The heatwave continues, and Honey and I are heading downstream from Dartmeet today in order to veg out on a rock somewhere and get very wet as often as we possibly can. There is a smattering of people around, most of them in the river. When we jump into the first pool, a couple join us fully-clothed. They tell me they hadn’t intended to swim. The water’s gorgeous and it’s only the difference in temperature between the air (30°c!!!) and the water that makes the river feel cool. There’s barely a breeze.
I don’t know this upper stretch of the Double Dart that well, and there are endless shallow but swimmable pools, a couple on open moorland, then a sudden change of character as the river begins to rush downhill. In this lower part there are deeper, smaller pools, little canyons and waterfalls and the familiar ancient woodland hangs overhead. Trees grow through rocks and roots thrust down to the water. A holly bush some ten feet above the river is draped with dried grasses, little flags reminding us of the potential power of this summery and benign-looking valley.

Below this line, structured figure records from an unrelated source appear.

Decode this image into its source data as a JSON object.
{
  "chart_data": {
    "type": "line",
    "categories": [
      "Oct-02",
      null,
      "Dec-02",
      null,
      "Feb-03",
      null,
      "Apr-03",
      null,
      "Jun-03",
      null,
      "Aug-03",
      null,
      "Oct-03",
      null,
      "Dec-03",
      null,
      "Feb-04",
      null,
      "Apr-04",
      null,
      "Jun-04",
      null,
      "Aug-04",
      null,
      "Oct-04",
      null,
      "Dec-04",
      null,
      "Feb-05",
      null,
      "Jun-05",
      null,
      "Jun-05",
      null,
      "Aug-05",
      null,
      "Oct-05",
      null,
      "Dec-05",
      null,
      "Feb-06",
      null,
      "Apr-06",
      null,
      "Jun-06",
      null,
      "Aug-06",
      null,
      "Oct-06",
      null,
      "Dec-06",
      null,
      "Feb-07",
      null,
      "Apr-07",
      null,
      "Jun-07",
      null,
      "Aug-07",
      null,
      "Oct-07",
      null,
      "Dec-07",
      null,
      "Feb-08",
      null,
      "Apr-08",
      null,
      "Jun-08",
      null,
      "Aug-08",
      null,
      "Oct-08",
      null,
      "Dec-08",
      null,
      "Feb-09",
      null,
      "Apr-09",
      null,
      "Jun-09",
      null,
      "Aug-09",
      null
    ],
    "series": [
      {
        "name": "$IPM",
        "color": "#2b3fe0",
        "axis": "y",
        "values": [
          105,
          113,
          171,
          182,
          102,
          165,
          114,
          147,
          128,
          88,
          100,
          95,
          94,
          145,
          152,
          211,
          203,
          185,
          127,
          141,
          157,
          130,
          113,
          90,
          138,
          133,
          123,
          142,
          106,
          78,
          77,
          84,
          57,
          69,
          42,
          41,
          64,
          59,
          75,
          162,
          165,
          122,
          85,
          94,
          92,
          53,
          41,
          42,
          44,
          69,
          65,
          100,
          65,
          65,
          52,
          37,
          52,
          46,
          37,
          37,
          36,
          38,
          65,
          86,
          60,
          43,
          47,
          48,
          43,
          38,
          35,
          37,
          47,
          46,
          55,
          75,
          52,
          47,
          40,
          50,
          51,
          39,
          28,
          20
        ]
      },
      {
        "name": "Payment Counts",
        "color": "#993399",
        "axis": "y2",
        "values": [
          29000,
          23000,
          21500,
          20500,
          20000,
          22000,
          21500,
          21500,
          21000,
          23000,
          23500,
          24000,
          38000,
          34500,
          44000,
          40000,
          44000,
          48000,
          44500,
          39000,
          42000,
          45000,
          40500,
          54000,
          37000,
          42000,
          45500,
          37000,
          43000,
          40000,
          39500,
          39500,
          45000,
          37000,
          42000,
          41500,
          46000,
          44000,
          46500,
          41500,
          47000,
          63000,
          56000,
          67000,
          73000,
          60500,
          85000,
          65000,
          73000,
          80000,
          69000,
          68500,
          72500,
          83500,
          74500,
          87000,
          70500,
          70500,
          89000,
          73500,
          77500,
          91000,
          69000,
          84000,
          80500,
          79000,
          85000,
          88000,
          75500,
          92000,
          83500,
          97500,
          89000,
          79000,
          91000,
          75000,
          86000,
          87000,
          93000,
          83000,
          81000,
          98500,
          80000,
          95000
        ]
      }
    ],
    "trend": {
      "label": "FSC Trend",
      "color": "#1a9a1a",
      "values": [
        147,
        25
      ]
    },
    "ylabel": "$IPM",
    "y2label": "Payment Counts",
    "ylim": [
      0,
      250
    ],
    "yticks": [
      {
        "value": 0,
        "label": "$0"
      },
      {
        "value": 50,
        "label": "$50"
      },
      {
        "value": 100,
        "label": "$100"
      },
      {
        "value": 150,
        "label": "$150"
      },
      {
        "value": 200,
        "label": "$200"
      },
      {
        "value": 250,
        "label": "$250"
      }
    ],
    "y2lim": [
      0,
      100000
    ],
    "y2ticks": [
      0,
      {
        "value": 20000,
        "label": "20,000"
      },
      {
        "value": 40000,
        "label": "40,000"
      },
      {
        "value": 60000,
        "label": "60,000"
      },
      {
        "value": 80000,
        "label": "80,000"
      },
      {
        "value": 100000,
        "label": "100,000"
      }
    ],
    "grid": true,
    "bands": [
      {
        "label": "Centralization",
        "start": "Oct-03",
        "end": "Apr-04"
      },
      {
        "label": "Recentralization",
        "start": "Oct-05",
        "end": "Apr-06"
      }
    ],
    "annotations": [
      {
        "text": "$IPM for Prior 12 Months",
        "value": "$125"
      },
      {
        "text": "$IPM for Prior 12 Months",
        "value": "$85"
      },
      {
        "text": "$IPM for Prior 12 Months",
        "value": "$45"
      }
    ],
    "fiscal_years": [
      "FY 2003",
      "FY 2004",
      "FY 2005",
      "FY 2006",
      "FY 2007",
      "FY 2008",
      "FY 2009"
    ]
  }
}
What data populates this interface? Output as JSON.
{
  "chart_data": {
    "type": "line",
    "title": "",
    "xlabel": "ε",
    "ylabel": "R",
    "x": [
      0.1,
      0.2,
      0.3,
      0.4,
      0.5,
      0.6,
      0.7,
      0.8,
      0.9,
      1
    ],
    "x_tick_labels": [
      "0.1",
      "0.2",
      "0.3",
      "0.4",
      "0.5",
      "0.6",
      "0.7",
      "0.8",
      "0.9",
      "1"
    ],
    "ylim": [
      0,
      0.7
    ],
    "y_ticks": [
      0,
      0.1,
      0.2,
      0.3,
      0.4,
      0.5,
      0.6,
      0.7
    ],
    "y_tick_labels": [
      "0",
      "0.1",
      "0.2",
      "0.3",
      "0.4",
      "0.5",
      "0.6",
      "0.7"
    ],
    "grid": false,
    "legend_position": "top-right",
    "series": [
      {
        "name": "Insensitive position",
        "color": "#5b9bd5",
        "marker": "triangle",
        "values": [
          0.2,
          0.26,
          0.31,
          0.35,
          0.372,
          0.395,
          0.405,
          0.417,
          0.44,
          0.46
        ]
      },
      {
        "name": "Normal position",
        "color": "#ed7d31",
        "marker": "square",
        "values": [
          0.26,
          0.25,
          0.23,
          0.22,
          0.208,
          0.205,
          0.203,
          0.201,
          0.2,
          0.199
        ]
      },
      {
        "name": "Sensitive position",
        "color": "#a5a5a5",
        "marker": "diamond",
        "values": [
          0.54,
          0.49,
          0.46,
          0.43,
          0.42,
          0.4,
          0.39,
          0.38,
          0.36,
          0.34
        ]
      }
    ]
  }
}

We wander, swim, float, shoot down narrows and sit under cascades. In between we lie around on hot rocks. Most of these are flat slabs surrounded by river and it feels like floating as the water rushes past at eye level. I read my book, do a bit of writing in my little notebook, eat my carrot hummous and pitta bread and take photos. Honey rootles around in the undergrowth, or indulges with great focus and concentration in one of her absolutely favourite pass times; bubble-watching. It’s not often that I stop and just hang out somewhere and the solitude is exactly what I need.
Beautiful Desmoiselles are everywhere, and a bright orange butterfly plays around us for a while. I notice the layers of sounds that make up what at first appears to be the white noise of the Dart; soughing, plinking, deep hollow plops, tinkles, gurgles and then a sound like waves that ebbs and flows. We wander back up towards the car park when my skin begins to glow from the sun. I’m pretty tanned, but I have parts that are less well-acclimatised than others to an actual, full-on summer with sun and everything. We arrive back at Dartmeet some six hours after we set off; I scoff a wonderfully cold strawberry cornet while Honey crashes soggily on her van bed.